Higher standards needed to quell storm damage
This week’s flooding on Cape Breton Island exposed deficiencies in Nova Scotia’s Department of Environment (DOE) that leaves taxpayers on the hook for the millions of dollars in repair bills.
According to the Nova Scotia Watercourse Standards Guide Lines (available online), culverts and bridges should be built to withstand what has been described a hundred year storm.
We haven’t had a hundred year storm but major storm damage continues to happen province wide and of which political party is in power.
It amazes me that common sense is not being used. You can watch crews replace a culvert that was washed out with the same sized pipe even though a larger one is needed to handle the flow.

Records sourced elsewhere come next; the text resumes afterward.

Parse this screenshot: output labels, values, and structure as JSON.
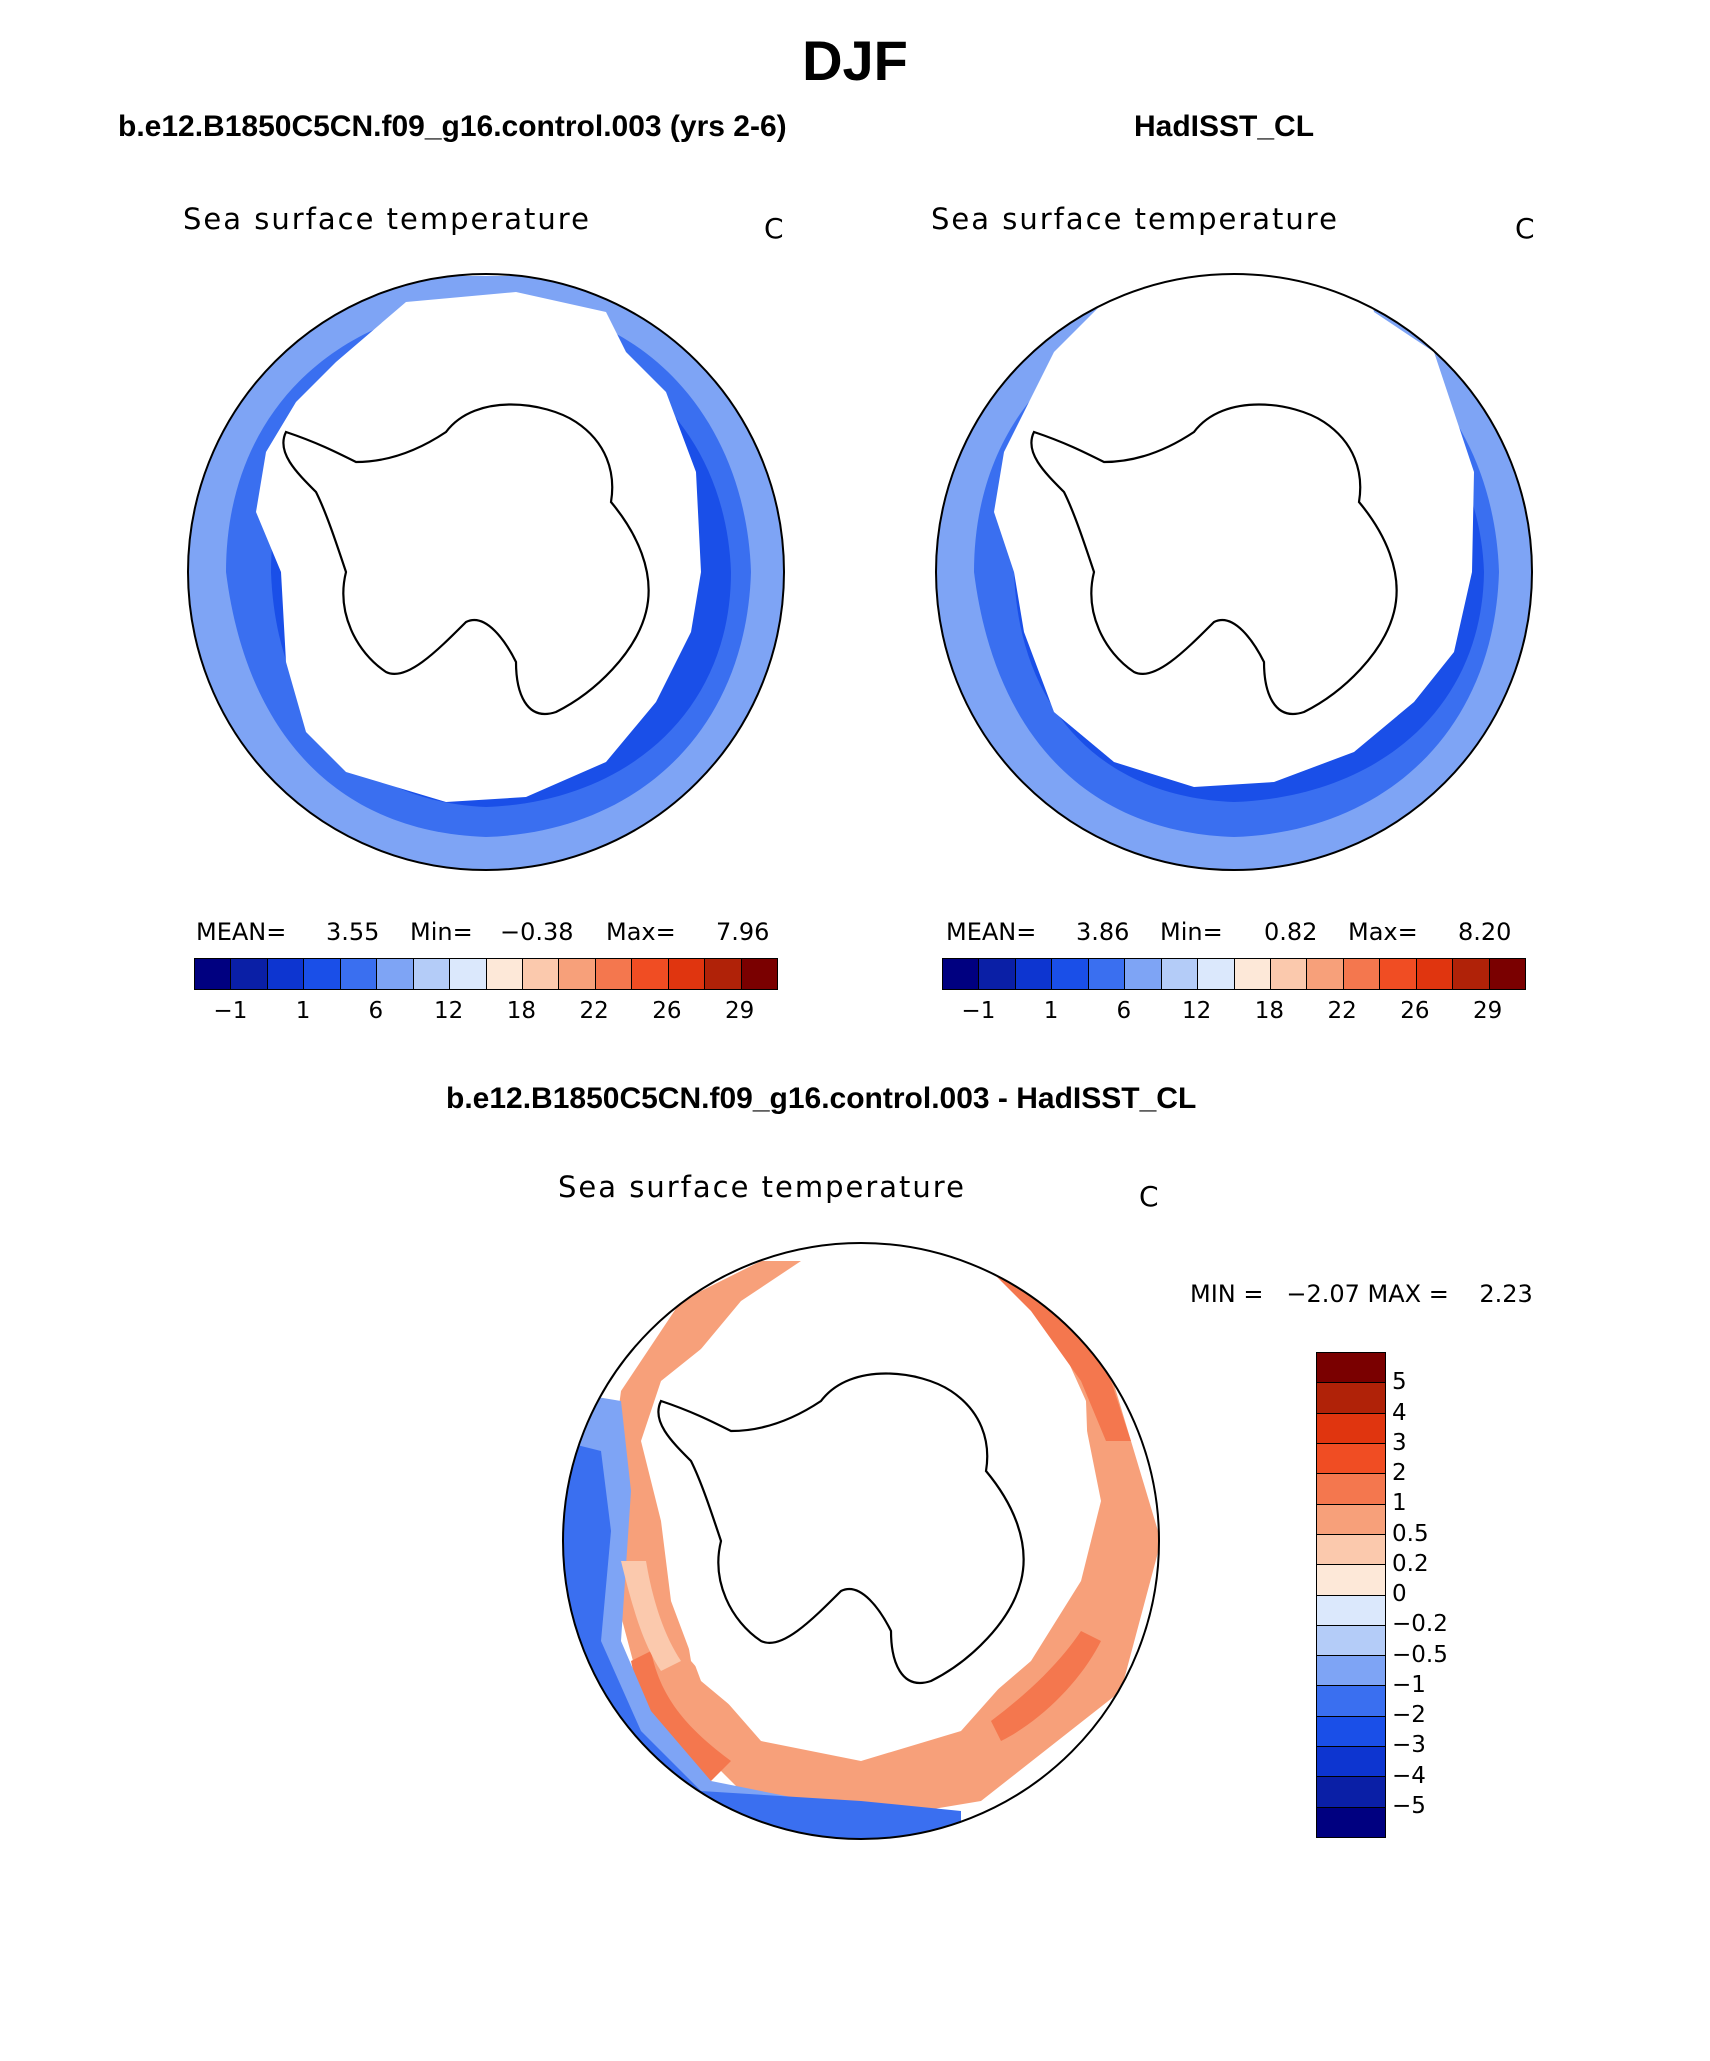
{
  "figure": {
    "season": "DJF",
    "variable_title": "Sea surface temperature",
    "units": "C"
  },
  "panels": {
    "model": {
      "title": "b.e12.B1850C5CN.f09_g16.control.003 (yrs 2-6)",
      "plot_title": "Sea surface temperature",
      "units": "C",
      "mean_label": "MEAN=",
      "mean_value": "3.55",
      "min_label": "Min=",
      "min_value": "−0.38",
      "max_label": "Max=",
      "max_value": "7.96"
    },
    "obs": {
      "title": "HadISST_CL",
      "plot_title": "Sea surface temperature",
      "units": "C",
      "mean_label": "MEAN=",
      "mean_value": "3.86",
      "min_label": "Min=",
      "min_value": "0.82",
      "max_label": "Max=",
      "max_value": "8.20"
    },
    "diff": {
      "title": "b.e12.B1850C5CN.f09_g16.control.003 - HadISST_CL",
      "plot_title": "Sea surface temperature",
      "units": "C",
      "minmax_text": "MIN =   −2.07 MAX =    2.23"
    }
  },
  "colorbar_sst": {
    "colors": [
      "#000080",
      "#0a1fa6",
      "#0d35d0",
      "#1a4fe8",
      "#3a6ff0",
      "#7ea4f5",
      "#b4ccf8",
      "#dbe8fc",
      "#fde8d8",
      "#fbc9ad",
      "#f7a07a",
      "#f4774e",
      "#f04d23",
      "#e0350f",
      "#b02208",
      "#7a0000"
    ],
    "tick_labels": [
      "−1",
      "1",
      "6",
      "12",
      "18",
      "22",
      "26",
      "29"
    ]
  },
  "colorbar_diff": {
    "colors": [
      "#000080",
      "#0a1fa6",
      "#0d35d0",
      "#1a4fe8",
      "#3a6ff0",
      "#7ea4f5",
      "#b4ccf8",
      "#dbe8fc",
      "#fde8d8",
      "#fbc9ad",
      "#f7a07a",
      "#f4774e",
      "#f04d23",
      "#e0350f",
      "#b02208",
      "#7a0000"
    ],
    "tick_labels": [
      "5",
      "4",
      "3",
      "2",
      "1",
      "0.5",
      "0.2",
      "0",
      "−0.2",
      "−0.5",
      "−1",
      "−2",
      "−3",
      "−4",
      "−5"
    ]
  },
  "map_colors": {
    "sst_outer": "#7ea4f5",
    "sst_mid": "#3a6ff0",
    "sst_inner": "#1a4fe8",
    "ice": "#ffffff",
    "diff_warm": "#f4774e",
    "diff_warm_light": "#f7a07a",
    "diff_pale": "#fbc9ad",
    "diff_cool": "#7ea4f5",
    "diff_cold": "#3a6ff0"
  }
}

Perhaps there is a huge deficiency in training and expertise when the DOE is unable to calculate the proper size, placement, etc., of these structures to withstand a hundred year storm. Clearly more post-secondary education is needed. Engineering technologists or hydrologists are the only qualified people able to do the complicated calculations and design of these structures. Instead, the province promotes a three-to-five day course that it helped design.
The weather is not the problem. It is the approved structures’ inability to handle the flows. Why is there no accountability when debris that builds up at culverts and bridges and beaver dams is not removed? Drive up to Middle River at the Gold Brook bridge to see this amply demonstrated. Is there no common sense that tells them on-going maintenance is required? The old adage “A stitch in time saves nine” is still true today.
As taxpayers we must get this message across loud and clear. It’s about time we stopped meekly accepting their excuse that the weather is the problem.